Saudi Arabia is the major manpower destination for Bangladesh. Riyadh accounts for more than 32% of Bangladesh's labour export – the country's second largest forex earning source after the readymade garment sector. More than 20% of Bangladesh's remittances come from the gulf country.
In 2021, at least 4.57 lakh Bangladeshi nationals went to Saudi Arabia.
Mohammad Abul Baser said the mission's third party appointment for sourcing manpower from Bangladesh will hurt Baira, the overall labour export outlook as well.
Suspecting a conspiracy behind the embassy's move, he said, "Someone must have a motive here. Otherwise, the Saudi embassy cannot do something like this on its own."
If required, the recruiting agencies said that the passports could be submitted through the association. But they will not allow the third party in the process.
Referring to the embassy, the Baira president said, "If the passport glut causes trouble, you could leave it to us.

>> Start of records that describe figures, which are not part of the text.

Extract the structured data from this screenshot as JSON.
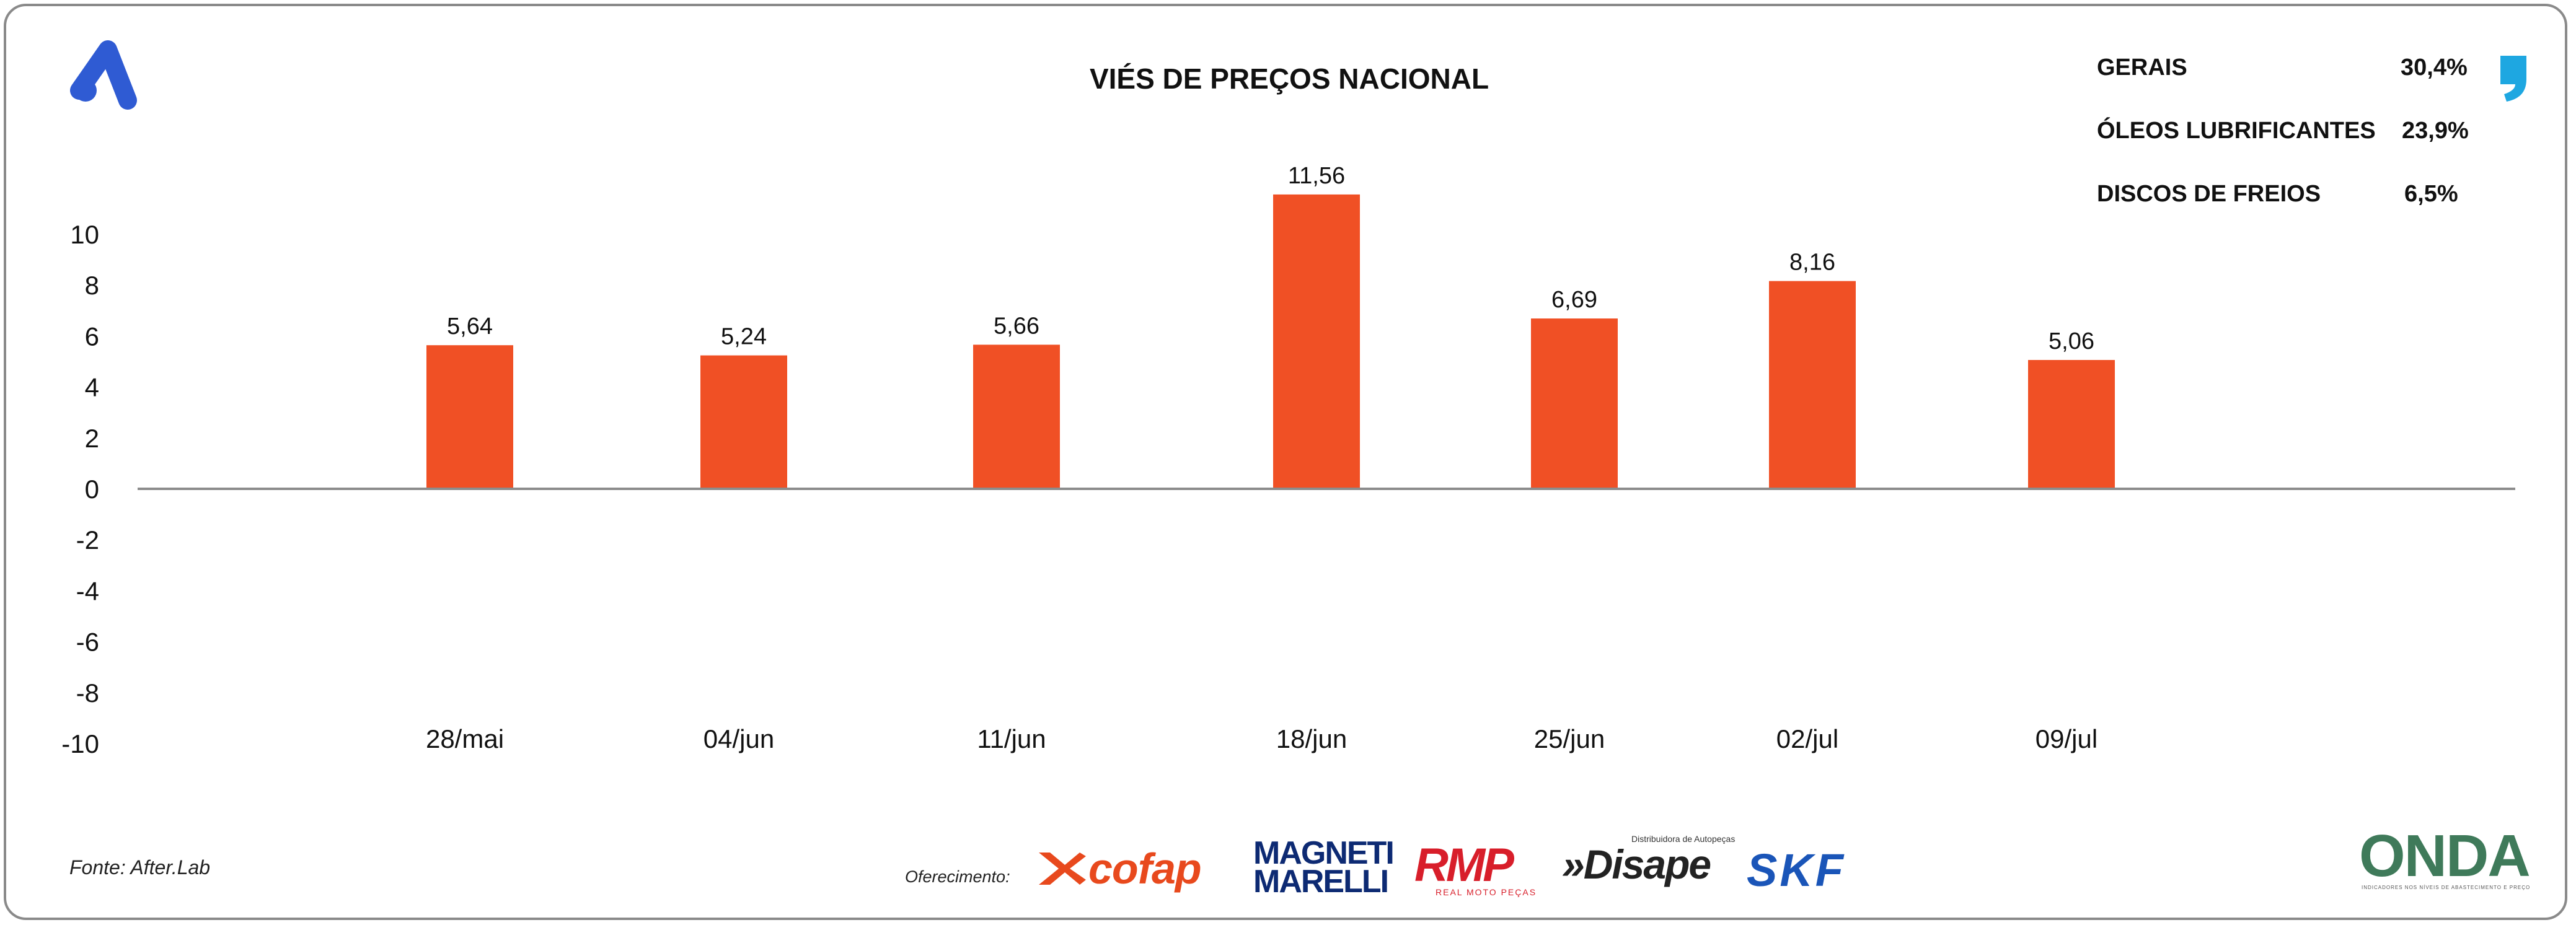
{
  "header": {
    "title": "VIÉS DE PREÇOS NACIONAL"
  },
  "stats": [
    {
      "label": "GERAIS",
      "value": "30,4%"
    },
    {
      "label": "ÓLEOS LUBRIFICANTES",
      "value": "23,9%"
    },
    {
      "label": "DISCOS DE FREIOS",
      "value": "6,5%"
    }
  ],
  "footer": {
    "source": "Fonte: After.Lab",
    "offer_label": "Oferecimento:",
    "sponsors": {
      "cofap": "cofap",
      "magneti_line1": "MAGNETI",
      "magneti_line2": "MARELLI",
      "rmp": "RMP",
      "rmp_sub": "REAL MOTO PEÇAS",
      "disape": "»Disape",
      "disape_sub": "Distribuidora de Autopeças",
      "skf": "SKF",
      "onda": "ONDA",
      "onda_sub": "INDICADORES NOS NÍVEIS DE ABASTECIMENTO E PREÇO"
    }
  },
  "colors": {
    "bar": "#f05025",
    "axis": "#8c8c8c",
    "brand_blue": "#2f5bd3",
    "quote_blue": "#1ea7e1"
  },
  "icons": {
    "brand": "brand-a-icon",
    "quote": "quote-icon"
  },
  "chart_data": {
    "type": "bar",
    "title": "VIÉS DE PREÇOS NACIONAL",
    "categories": [
      "28/mai",
      "04/jun",
      "11/jun",
      "18/jun",
      "25/jun",
      "02/jul",
      "09/jul"
    ],
    "values": [
      5.64,
      5.24,
      5.66,
      11.56,
      6.69,
      8.16,
      5.06
    ],
    "data_labels": [
      "5,64",
      "5,24",
      "5,66",
      "11,56",
      "6,69",
      "8,16",
      "5,06"
    ],
    "yticks": [
      "10",
      "8",
      "6",
      "4",
      "2",
      "0",
      "-2",
      "-4",
      "-6",
      "-8",
      "-10"
    ],
    "ylim": [
      -10,
      10
    ],
    "xlabel": "",
    "ylabel": "",
    "grid": false,
    "legend": false
  }
}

To tackle the queues of the workers, we could set up an establishment at our own cost anywhere you prefer."
He said the association gave the proposals to the counsellor of the embassy, but did not receive any reply.
Abul Baser said they informed the foreign ministry about the issue and sought a solution, but to no avail.
"In India, a similar move by Riyadh to appoint a third party got thwarted in the wake of protests. If the Indian recruiting agencies can succeed in forcing Saudi Arabia to backtrack on the decision, why would we not be able to do so," he added.